Oggi i ragazzi portano a scuola tutti se stessi. Lì non sono più solo studenti. E i prof non sono più solo insegnanti. C’è di più e c’è dell’altro. C’era prima della pandemia che ha esacerbato quello che già covava da tempo. E il disagio, la sofferenza, il dolore che un tempo restava fuori da scuola, oggi si siede in classe, si stringe alla gola fino a diventare attacco di panico, si chiude in camera e non vuole uscire più mai più, gocciola lento dai tagli inferti nei bagni della scuola oppure addirittura spinge giù dalle scale, sempre della scuola, come è successo appena pochi giorni fa nei licei milanesi e dell’hinterland anche se nessuno lo ha raccontato.

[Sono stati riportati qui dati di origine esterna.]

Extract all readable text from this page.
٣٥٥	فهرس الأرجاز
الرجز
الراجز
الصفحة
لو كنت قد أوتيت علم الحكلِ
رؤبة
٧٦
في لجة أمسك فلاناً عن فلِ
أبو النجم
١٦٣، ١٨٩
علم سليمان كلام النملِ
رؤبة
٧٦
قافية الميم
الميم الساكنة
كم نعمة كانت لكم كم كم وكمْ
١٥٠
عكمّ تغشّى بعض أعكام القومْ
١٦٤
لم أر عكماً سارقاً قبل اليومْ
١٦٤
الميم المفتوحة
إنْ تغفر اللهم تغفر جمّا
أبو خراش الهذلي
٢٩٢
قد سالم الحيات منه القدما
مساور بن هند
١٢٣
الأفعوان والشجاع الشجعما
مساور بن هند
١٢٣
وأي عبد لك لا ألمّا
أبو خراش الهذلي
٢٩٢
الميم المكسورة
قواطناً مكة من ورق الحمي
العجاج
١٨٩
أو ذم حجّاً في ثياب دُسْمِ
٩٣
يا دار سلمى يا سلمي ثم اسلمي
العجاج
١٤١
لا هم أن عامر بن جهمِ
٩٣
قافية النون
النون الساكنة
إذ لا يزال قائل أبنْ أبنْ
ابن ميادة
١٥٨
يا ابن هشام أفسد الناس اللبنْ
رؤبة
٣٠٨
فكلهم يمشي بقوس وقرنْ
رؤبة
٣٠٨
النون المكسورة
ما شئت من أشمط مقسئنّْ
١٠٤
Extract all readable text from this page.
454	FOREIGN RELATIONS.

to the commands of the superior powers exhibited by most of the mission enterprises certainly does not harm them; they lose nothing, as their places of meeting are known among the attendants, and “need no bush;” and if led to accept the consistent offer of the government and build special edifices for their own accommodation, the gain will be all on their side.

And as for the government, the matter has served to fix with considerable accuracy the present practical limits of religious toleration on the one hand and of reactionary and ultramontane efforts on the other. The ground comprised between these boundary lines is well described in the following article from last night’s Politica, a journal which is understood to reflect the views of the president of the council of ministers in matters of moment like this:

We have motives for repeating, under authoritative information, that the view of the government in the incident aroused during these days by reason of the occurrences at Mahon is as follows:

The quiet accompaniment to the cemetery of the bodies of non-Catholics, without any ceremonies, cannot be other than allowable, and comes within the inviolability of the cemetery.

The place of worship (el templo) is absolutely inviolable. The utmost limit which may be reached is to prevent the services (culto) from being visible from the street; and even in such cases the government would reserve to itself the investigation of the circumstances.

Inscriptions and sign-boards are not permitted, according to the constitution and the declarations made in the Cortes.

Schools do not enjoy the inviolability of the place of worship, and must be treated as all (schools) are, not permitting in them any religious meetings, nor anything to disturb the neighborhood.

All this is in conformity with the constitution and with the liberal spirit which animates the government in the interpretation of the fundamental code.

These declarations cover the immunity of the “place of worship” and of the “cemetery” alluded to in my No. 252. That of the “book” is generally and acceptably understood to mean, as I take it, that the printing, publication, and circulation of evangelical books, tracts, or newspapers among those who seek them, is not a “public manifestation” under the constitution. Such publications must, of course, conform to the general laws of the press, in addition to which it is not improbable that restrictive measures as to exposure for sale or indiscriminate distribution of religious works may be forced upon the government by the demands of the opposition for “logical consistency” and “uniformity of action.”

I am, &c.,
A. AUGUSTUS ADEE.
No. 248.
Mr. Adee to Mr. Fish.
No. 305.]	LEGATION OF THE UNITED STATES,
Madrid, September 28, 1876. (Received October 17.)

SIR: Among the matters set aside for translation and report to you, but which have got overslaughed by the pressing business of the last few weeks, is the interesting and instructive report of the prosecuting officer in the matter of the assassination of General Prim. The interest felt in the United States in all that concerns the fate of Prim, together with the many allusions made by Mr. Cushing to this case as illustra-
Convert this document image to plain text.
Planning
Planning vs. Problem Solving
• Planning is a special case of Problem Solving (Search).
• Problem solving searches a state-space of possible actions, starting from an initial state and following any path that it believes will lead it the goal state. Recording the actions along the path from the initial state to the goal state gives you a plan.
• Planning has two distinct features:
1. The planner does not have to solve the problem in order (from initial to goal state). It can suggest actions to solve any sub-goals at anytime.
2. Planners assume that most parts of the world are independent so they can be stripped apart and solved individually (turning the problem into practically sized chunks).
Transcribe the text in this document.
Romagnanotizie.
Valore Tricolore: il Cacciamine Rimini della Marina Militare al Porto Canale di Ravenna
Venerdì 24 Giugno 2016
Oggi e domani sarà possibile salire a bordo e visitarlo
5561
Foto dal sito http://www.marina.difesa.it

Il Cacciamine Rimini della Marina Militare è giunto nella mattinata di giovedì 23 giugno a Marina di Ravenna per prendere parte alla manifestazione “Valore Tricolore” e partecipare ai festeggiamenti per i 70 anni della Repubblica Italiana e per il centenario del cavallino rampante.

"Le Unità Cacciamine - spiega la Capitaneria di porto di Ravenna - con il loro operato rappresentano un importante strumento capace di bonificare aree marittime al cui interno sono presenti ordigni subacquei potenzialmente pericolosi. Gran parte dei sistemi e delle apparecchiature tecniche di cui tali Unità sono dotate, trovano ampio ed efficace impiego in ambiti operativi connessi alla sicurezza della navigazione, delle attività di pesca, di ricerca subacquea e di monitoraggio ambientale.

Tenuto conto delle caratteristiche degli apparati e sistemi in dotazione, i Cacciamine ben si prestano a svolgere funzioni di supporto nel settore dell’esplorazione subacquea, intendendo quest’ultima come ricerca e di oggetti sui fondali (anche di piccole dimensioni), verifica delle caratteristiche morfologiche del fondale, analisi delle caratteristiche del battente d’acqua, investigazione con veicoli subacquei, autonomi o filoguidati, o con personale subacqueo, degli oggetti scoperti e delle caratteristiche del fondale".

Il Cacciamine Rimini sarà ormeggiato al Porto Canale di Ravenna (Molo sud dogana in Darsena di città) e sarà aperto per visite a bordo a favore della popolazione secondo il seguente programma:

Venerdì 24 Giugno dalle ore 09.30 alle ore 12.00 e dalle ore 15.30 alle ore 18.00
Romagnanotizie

Lo spiega Matteo Lancini, psicologo, psicoterapeuta, presidente del Minotauro che ha appena pubblicato il libro «Sii te stesso a modo mio» (ed Cortina) dove parla di fragilità giovani e adulte. «Capisco l’allarme e la necessità di attenzione verso questi fatti – fa notare – anche se in Italia non siamo certo a livelli come nelle realtà statunitensi o come nelle banlieu francesi». Quel che è certo è che «il malessere portato a scuola dai ragazzi è in aumento e quindi abbiamo fenomeni come quello di oggi dove, giustamente, si scatena un’attenzione mediatica. Ma tenga conto che nelle nostre scuole c’è anche un numero impressionante di ragazzi che tentano il suicidio». Sappiamo che «molto spesso ogni omicidio è un suicidio mancato e viceversa, non escludo che il ragazzo avrà tentato di farsi male». Dietro c’è sempre un dolore, enorme, «che non ha trova altra via d’uscita se non attraverso un gesto violento». Verso se stessi, più frequentemente «o come in questo caso verso l’insegnante che per lui sicuramente è una figura importante – spiega Lancini – perchè non ti scagli mai contro chi non è rilevante. Quindi a chi parla del mancato riconoscimento del ruolo dell’insegnante dico che è proprio il contrario». Così mentre da più parti ora si chiede lo psicologo a scuola, Lancini fa notare che «quello che serve, è fare in modo che i ragazzi invece di agire il dolore e tirare fuori una violenza così disastrosa vengano aiutati a trovare il modo di esprimere la loro sofferenza».